2. Transitioning to Graceful Reloads

Instead of calling pm2 restart (which kills all instances simultaneously), we transition to pm2 reload.

Reload initiates a rolling update: it spawns a new instance, waits for it to become online, then safely turns down an old instance. It repeats this pattern process-by-process, maintaining maximum API capacity:

# Production deploy script (deploy.sh)
#!/bin/bash
set -e

echo "Pulling latest branch code..."
git pull origin main

echo "Installing production-only dependencies..."
npm ci --production

echo "Executing rolling reload..."
pm2 reload ecosystem.config.js --update-env

echo "Deploy successfully completed!"

3. Implementing Application Graceful Shutdowns

PM2 sends a SIGINT trigger to your process before shutting it down. If your application doesn’t handle this signal, it terminates instantly, dropping all connections mid-transaction.

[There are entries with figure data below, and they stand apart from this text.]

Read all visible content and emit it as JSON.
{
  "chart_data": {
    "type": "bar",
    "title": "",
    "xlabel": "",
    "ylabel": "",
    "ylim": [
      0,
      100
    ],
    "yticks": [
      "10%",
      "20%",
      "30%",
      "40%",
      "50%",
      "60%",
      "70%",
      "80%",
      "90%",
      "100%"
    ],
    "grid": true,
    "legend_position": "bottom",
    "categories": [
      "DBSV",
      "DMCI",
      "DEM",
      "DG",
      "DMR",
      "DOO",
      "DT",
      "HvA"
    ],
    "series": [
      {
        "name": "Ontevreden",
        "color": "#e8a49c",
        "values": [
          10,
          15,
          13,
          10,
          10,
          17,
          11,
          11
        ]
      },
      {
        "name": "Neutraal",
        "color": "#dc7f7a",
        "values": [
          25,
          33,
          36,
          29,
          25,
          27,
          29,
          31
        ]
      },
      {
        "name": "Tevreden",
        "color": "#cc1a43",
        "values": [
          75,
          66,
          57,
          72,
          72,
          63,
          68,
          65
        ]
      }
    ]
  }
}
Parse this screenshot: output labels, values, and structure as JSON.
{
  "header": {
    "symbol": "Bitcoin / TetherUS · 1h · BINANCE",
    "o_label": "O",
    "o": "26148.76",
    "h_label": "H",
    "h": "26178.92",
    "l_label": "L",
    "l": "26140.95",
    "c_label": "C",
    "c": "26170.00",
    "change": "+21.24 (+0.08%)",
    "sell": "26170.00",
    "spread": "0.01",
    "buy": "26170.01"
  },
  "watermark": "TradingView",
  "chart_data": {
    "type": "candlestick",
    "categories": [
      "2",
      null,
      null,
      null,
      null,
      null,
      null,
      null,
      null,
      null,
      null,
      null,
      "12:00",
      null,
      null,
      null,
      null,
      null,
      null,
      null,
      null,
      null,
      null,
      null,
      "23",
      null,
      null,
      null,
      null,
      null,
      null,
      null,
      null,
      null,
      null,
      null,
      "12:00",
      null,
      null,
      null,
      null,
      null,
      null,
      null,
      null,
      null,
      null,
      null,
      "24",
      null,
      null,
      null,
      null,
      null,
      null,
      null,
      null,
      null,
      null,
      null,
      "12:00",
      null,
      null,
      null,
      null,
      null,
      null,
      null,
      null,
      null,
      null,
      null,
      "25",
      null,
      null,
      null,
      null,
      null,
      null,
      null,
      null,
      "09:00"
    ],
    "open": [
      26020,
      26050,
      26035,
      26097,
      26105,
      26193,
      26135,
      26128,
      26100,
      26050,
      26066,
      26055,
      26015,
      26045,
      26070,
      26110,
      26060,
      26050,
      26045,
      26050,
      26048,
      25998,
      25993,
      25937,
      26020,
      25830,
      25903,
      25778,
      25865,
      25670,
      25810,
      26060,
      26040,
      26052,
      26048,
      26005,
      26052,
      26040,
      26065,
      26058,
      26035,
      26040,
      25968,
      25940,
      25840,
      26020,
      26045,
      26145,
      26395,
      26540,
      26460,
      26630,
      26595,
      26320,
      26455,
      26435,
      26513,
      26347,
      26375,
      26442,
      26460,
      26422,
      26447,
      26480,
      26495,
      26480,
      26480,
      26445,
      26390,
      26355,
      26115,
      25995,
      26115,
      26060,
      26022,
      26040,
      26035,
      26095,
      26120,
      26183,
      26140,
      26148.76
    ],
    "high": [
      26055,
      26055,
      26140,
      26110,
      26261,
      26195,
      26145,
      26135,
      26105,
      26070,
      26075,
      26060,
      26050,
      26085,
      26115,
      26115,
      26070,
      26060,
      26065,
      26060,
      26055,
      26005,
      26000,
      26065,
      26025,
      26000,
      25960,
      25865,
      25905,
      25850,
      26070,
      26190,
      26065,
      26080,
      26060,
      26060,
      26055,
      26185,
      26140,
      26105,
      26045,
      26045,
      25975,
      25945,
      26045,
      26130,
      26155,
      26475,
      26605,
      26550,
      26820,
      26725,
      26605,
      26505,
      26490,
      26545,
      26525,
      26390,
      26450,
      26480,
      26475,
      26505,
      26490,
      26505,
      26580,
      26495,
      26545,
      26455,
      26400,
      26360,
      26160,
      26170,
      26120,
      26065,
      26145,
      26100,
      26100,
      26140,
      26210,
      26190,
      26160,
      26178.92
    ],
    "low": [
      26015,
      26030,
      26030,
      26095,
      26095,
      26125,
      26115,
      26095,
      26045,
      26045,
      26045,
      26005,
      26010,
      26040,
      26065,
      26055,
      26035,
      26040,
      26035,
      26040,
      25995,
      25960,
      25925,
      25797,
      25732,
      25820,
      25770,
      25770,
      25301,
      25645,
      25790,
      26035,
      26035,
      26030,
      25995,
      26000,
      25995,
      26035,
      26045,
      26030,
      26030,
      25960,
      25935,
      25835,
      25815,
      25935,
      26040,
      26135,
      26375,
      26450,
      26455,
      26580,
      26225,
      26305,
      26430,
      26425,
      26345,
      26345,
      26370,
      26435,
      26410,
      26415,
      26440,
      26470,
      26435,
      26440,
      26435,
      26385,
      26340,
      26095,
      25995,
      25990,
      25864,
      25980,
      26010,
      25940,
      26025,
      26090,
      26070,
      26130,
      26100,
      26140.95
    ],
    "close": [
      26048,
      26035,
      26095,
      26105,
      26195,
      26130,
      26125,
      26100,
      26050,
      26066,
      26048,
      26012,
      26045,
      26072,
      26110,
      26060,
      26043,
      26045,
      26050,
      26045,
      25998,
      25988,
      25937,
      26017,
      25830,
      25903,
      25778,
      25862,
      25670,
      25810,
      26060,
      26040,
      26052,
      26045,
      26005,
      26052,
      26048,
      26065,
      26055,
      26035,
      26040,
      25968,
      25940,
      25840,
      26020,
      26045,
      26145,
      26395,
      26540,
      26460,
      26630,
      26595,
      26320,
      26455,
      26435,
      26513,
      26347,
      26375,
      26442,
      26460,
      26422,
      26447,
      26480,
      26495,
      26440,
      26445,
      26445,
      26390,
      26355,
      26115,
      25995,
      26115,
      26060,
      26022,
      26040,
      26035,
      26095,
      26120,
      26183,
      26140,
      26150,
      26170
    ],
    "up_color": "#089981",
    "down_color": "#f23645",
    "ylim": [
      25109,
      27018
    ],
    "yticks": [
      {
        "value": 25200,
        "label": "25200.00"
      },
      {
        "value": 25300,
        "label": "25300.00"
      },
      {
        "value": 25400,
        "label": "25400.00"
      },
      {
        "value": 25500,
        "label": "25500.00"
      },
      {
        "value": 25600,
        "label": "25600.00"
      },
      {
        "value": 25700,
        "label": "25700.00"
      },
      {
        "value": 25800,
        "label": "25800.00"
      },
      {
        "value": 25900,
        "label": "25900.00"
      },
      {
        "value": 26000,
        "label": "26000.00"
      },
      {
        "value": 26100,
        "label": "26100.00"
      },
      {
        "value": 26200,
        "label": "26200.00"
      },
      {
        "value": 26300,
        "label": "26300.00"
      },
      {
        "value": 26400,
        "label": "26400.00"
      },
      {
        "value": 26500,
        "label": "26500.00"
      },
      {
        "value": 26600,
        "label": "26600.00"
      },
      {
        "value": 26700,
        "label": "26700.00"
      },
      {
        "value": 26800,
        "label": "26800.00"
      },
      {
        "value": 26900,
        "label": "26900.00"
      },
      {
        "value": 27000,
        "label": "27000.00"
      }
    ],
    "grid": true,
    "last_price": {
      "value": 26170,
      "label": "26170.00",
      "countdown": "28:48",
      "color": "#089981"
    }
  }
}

You must catch the SIGINT event, close the HTTP port to block new inbound traffic, finish active queries, and release database pools:

// ✅ Professional graceful shutdown hook in server.js
process.on('SIGINT', () => {
  console.log('SIGINT signal received. Starting graceful shutdown sequence...');

  // Stop the HTTP server from accepting new socket sessions
  server.close(async () => {
    console.log('HTTP server successfully closed.');

    try {
      // Release database connection pools cleanly
      await db.end();
      console.log('Database pools released. Exiting cleanly.');
      process.exit(0);
    } catch (err) {
      console.error('Error during database teardown:', err);
      process.exit(1);
    }
  });

  // Force close after a 6-second timeout block if connections hang
  setTimeout(() => {
    console.warn('Forced shutdown active: connections did not close in time.');
    process.exit(1);
  }, 6000);
});

4. Configuring NGINX Load-Balancing

NGINX is our front-door gateway. The key configurations for zero-downtime routing include setting up an upstream pool and instructing NGINX to pass traffic to active processes on failures:

upstream mealpe_backend {
    server 127.0.0.1:3000;
    keepalive 64; # Keep connection channels open to reduce latency
}

server {
    listen 443 ssl http2;
    server_name api.mealpe.in;

    location / {
        proxy_pass http://mealpe_backend;
        proxy_http_version 1.1;
        proxy_set_header Connection "";
        proxy_set_header Host $host;
        proxy_set_header X-Real-IP $remote_addr;
        proxy_set_header X-Forwarded-For $proxy_add_x_forwarded_for;

        # 🚀 Crucial: if one instance is reloading, try next active worker
        proxy_next_upstream error timeout http_502 http_503;
        proxy_connect_timeout 3s;
        proxy_read_timeout 15s;
    }
}

By adding proxy_next_upstream, if an instance is in the middle of reloading and drops a connection, NGINX instantly retries the query on a sibling process. The client has zero awareness of the deploy event.


5. Webhook CI/CD Automation

To secure execution, we set up a lightweight deployment daemon on our EC2 instance that exposes a secured webhook route. When a PR merges into main on GitHub, our actions pipeline runs tests, builds the typescript bundle, and pings the webhook:

# GitHub Actions CI deployment step
- name: Trigger Server Deploy Webhook
  run: |
    curl -X POST \
      -H "X-Hub-Signature: sha256=${{ secrets.DEPLOY_SECRET }}" \
      https://api.mealpe.in/webhooks/deploy

This triggers the automated deploy.sh script locally on the server.


The Outcome

  • 0 seconds of user-facing downtime recorded.
  • 45-second deployment pipeline from git merge to production availability.
  • Confidence to deploy minor changes and hotfixes safely during standard hours.